X_train_dense_sm = sm.add_constant(X_train_dense)
sm_model = sm.Logit(y_train, X_train_dense_sm).fit(disp=False)

summary_table = sm_model.summary2().tables[1]
summary_table['OR'] = np.exp(summary_table['Coef.'])
summary_table.sort_values('Coef.', ascending=False).head(15)


## Export Lead Scores (0–100)

In [None]:
# Produce lead scores = probability * 100
lead_scores = (proba_test * 100).round(2)

out = pd.DataFrame({
    'index': X_test.index,
    'lead_score': lead_scores,
    'predicted_label': (proba_test >= thr_use).astype(int)
}).set_index('index')

out_path = 'lead_scores.csv'
out.to_csv(out_path, index=True)
print('Saved:', out_path)
out.head(10)


## Operating Modes (Business Playbook)
**Aggressive Mode (Interns available; aim: convert most predicted-1 leads):**
- Lower the decision threshold to prioritize **recall** (e.g., 0.35–0.45 range based on PR curve).
- Prioritize hot leads by **lead score** and **recent engagement** (e.g., `Last Activity = Email Opened/SMS Sent`).
- **Batch outreach**: first 2–3 touchpoints via email/SMS; schedule phone calls for the top decile.

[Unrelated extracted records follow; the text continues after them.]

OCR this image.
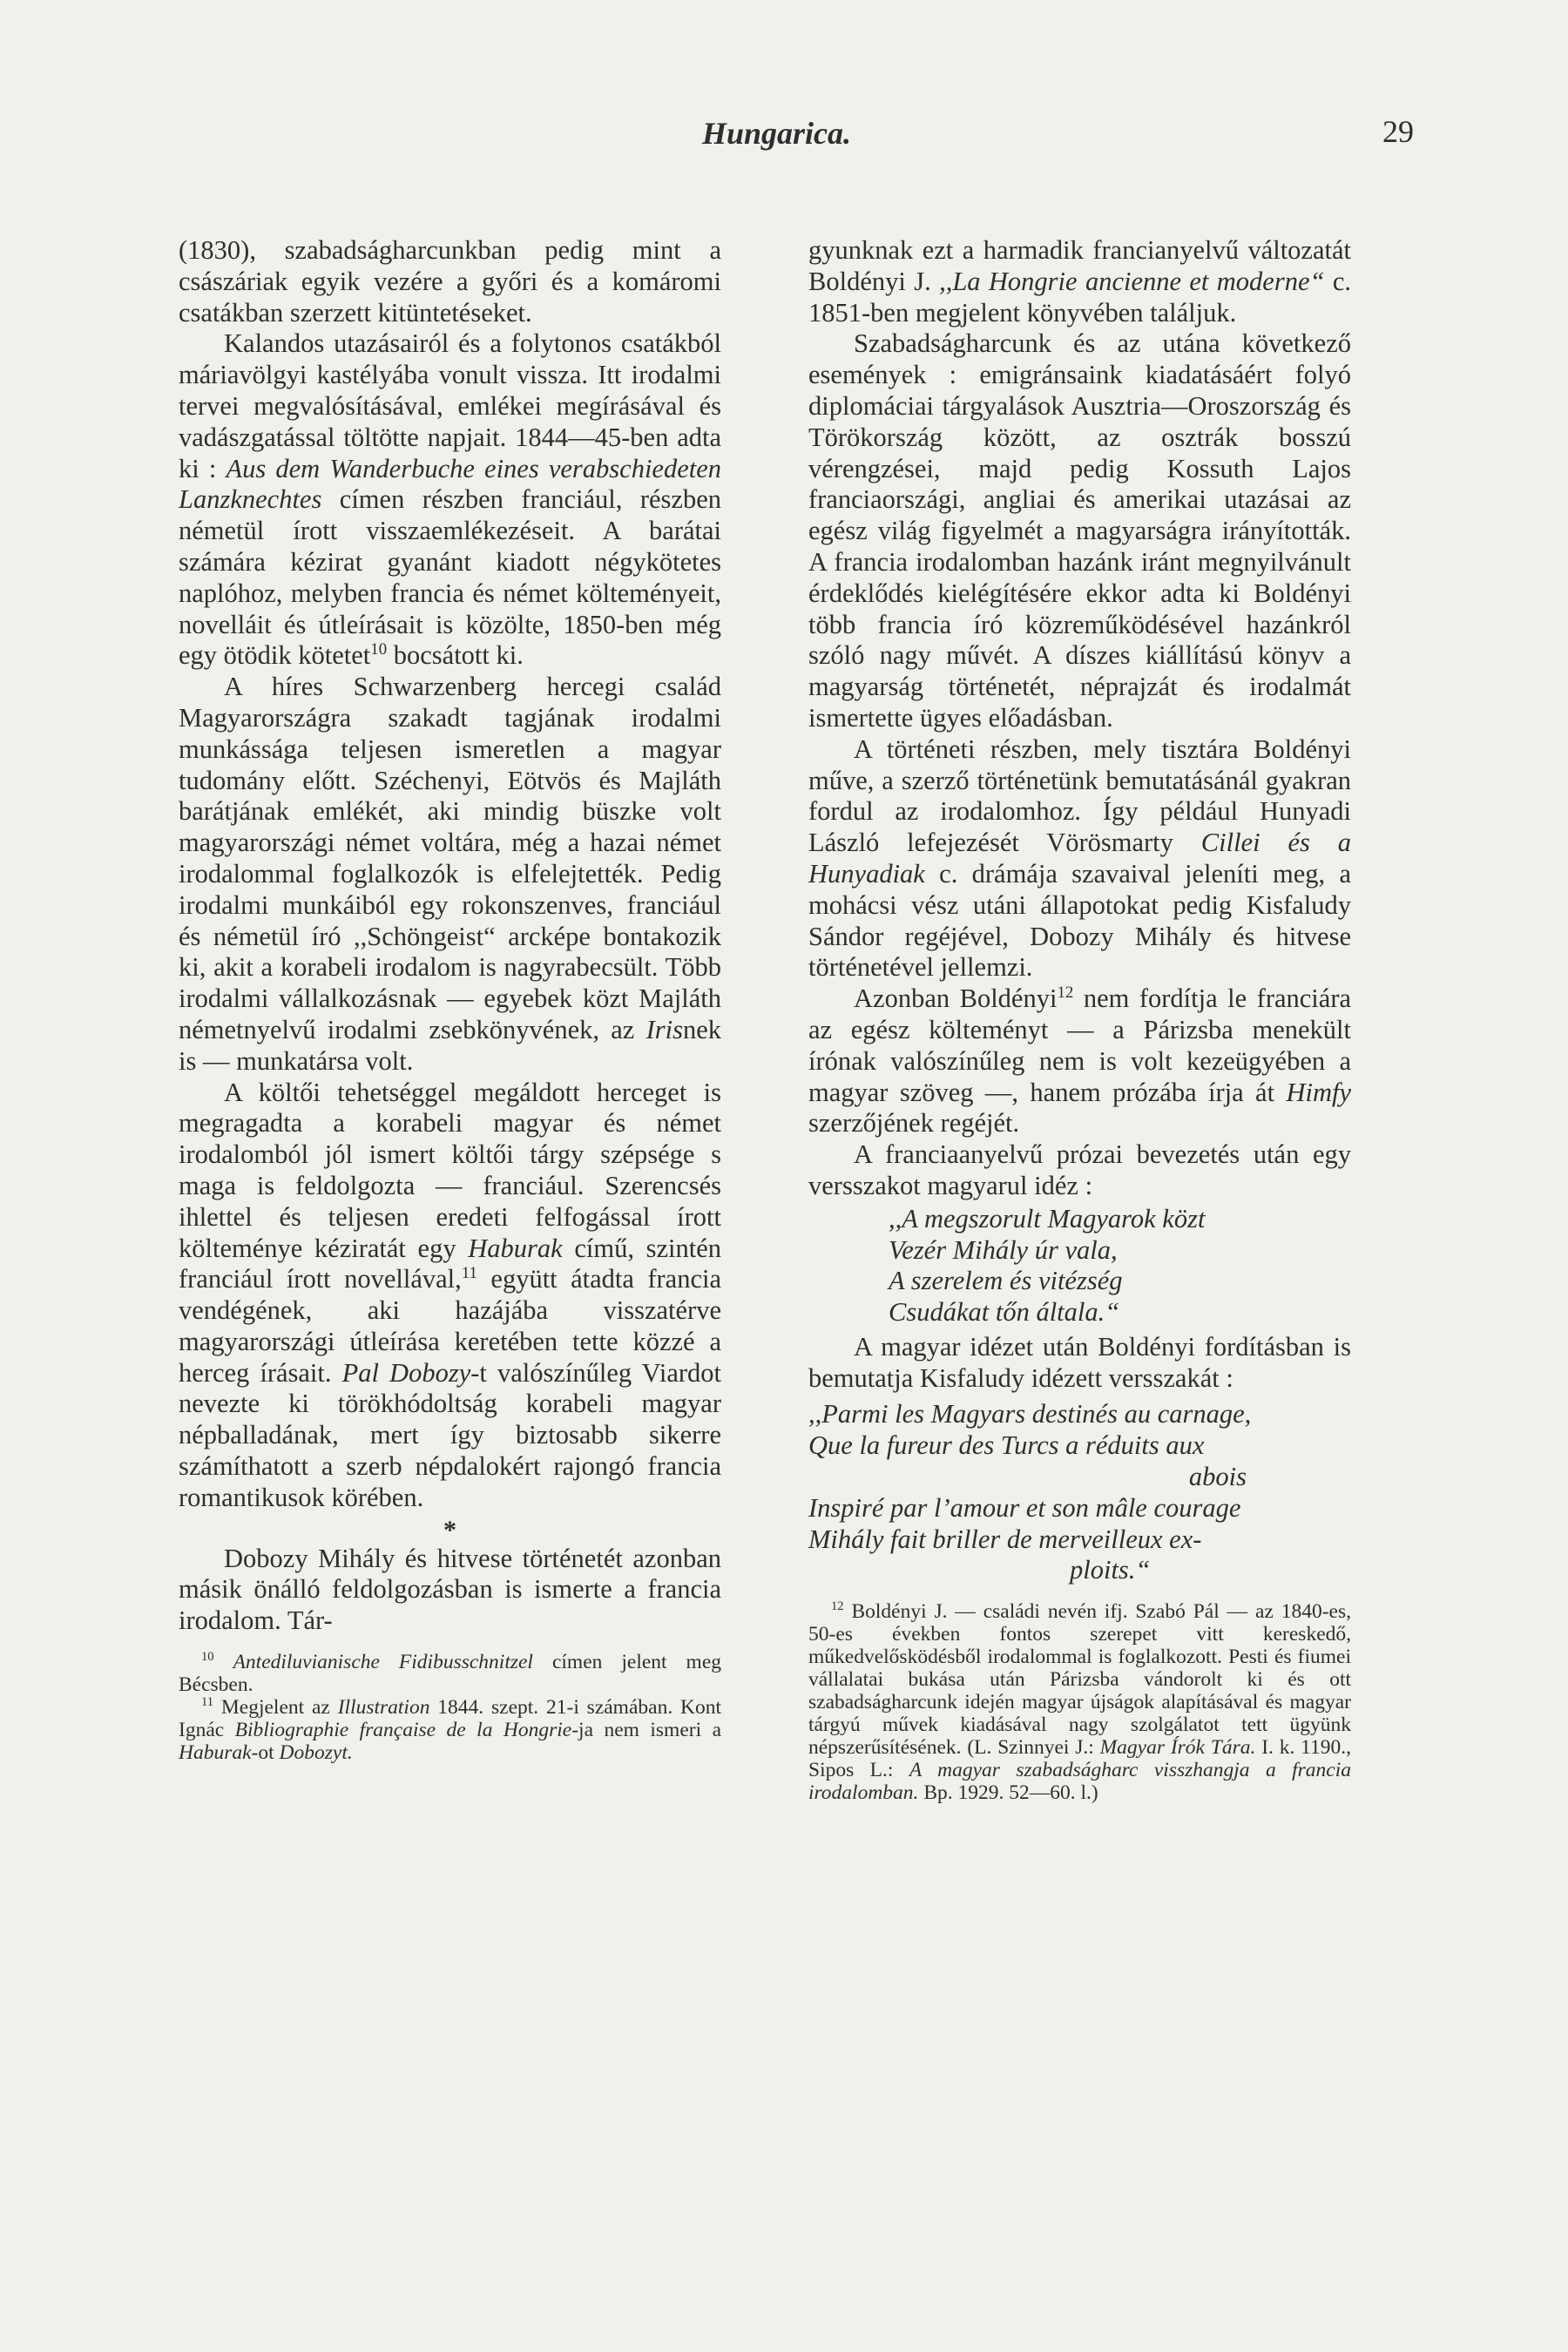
Hungarica.	29

(1830), szabadságharcunkban pedig mint a császáriak egyik vezére a győri és a komáromi csatákban szerzett kitüntetéseket.

Kalandos utazásairól és a folytonos csatákból máriavölgyi kastélyába vonult vissza. Itt irodalmi tervei megvalósításával, emlékei megírásával és vadászgatással töltötte napjait. 1844—45-ben adta ki : Aus dem Wanderbuche eines verabschiedeten Lanzknechtes címen részben franciául, részben németül írott visszaemlékezéseit. A barátai számára kézirat gyanánt kiadott négykötetes naplóhoz, melyben francia és német költeményeit, novelláit és útleírásait is közölte, 1850-ben még egy ötödik kötetet$^{10}$ bocsátott ki.

A híres Schwarzenberg hercegi család Magyarországra szakadt tagjának irodalmi munkássága teljesen ismeretlen a magyar tudomány előtt. Széchenyi, Eötvös és Majláth barátjának emlékét, aki mindig büszke volt magyarországi német voltára, még a hazai német irodalommal foglalkozók is elfelejtették. Pedig irodalmi munkáiból egy rokonszenves, franciául és németül író ,,Schöngeist“ arcképe bontakozik ki, akit a korabeli irodalom is nagyrabecsült. Több irodalmi vállalkozásnak — egyebek közt Majláth németnyelvű irodalmi zsebkönyvének, az Irisnek is — munkatársa volt.

A költői tehetséggel megáldott herceget is megragadta a korabeli magyar és német irodalomból jól ismert költői tárgy szépsége s maga is feldolgozta — franciául. Szerencsés ihlettel és teljesen eredeti felfogással írott költeménye kéziratát egy Haburak című, szintén franciául írott novellával,$^{11}$ együtt átadta francia vendégének, aki hazájába visszatérve magyarországi útleírása keretében tette közzé a herceg írásait. Pal Dobozy-t valószínűleg Viardot nevezte ki törökhódoltság korabeli magyar népballadának, mert így biztosabb sikerre számíthatott a szerb népdalokért rajongó francia romantikusok körében.

*

Dobozy Mihály és hitvese történetét azonban másik önálló feldolgozásban is ismerte a francia irodalom. Tár-

$^{10}$ Antediluvianische Fidibusschnitzel címen jelent meg Bécsben.

$^{11}$ Megjelent az Illustration 1844. szept. 21-i számában. Kont Ignác Bibliographie française de la Hongrie-ja nem ismeri a Haburak-ot Dobozyt.

gyunknak ezt a harmadik francianyelvű változatát Boldényi J. ,,La Hongrie ancienne et moderne“ c. 1851-ben megjelent könyvében találjuk.

Szabadságharcunk és az utána következő események : emigránsaink kiadatásáért folyó diplomáciai tárgyalások Ausztria—Oroszország és Törökország között, az osztrák bosszú vérengzései, majd pedig Kossuth Lajos franciaországi, angliai és amerikai utazásai az egész világ figyelmét a magyarságra irányították. A francia irodalomban hazánk iránt megnyilvánult érdeklődés kielégítésére ekkor adta ki Boldényi több francia író közreműködésével hazánkról szóló nagy művét. A díszes kiállítású könyv a magyarság történetét, néprajzát és irodalmát ismertette ügyes előadásban.

A történeti részben, mely tisztára Boldényi műve, a szerző történetünk bemutatásánál gyakran fordul az irodalomhoz. Így például Hunyadi László lefejezését Vörösmarty Cillei és a Hunyadiak c. drámája szavaival jeleníti meg, a mohácsi vész utáni állapotokat pedig Kisfaludy Sándor regéjével, Dobozy Mihály és hitvese történetével jellemzi.

Azonban Boldényi$^{12}$ nem fordítja le franciára az egész költeményt — a Párizsba menekült írónak valószínűleg nem is volt kezeügyében a magyar szöveg —, hanem prózába írja át Himfy szerzőjének regéjét.

A franciaanyelvű prózai bevezetés után egy versszakot magyarul idéz :

,,A megszorult Magyarok közt
Vezér Mihály úr vala,
A szerelem és vitézség
Csudákat tőn általa.“

A magyar idézet után Boldényi fordításban is bemutatja Kisfaludy idézett versszakát :

,,Parmi les Magyars destinés au carnage,
Que la fureur des Turcs a réduits aux
abois
Inspiré par l’amour et son mâle courage
Mihály fait briller de merveilleux ex-
ploits.“

$^{12}$ Boldényi J. — családi nevén ifj. Szabó Pál — az 1840-es, 50-es években fontos szerepet vitt kereskedő, műkedvelősködésből irodalommal is foglalkozott. Pesti és fiumei vállalatai bukása után Párizsba vándorolt ki és ott szabadságharcunk idején magyar újságok alapításával és magyar tárgyú művek kiadásával nagy szolgálatot tett ügyünk népszerűsítésének. (L. Szinnyei J.: Magyar Írók Tára. I. k. 1190., Sipos L.: A magyar szabadságharc visszhangja a francia irodalomban. Bp. 1929. 52—60. l.)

**Conservative Mode (Target already met; minimize useless calls):**
- Raise the decision threshold to prioritize **precision** (e.g., 0.6–0.75).
- Restrict calls to leads with **high score** and **high-intent signals** (e.g., high `Total Time Spent on Website`, `TotalVisits`).
- Nurture others asynchronously with email drips; reassess when behavior changes.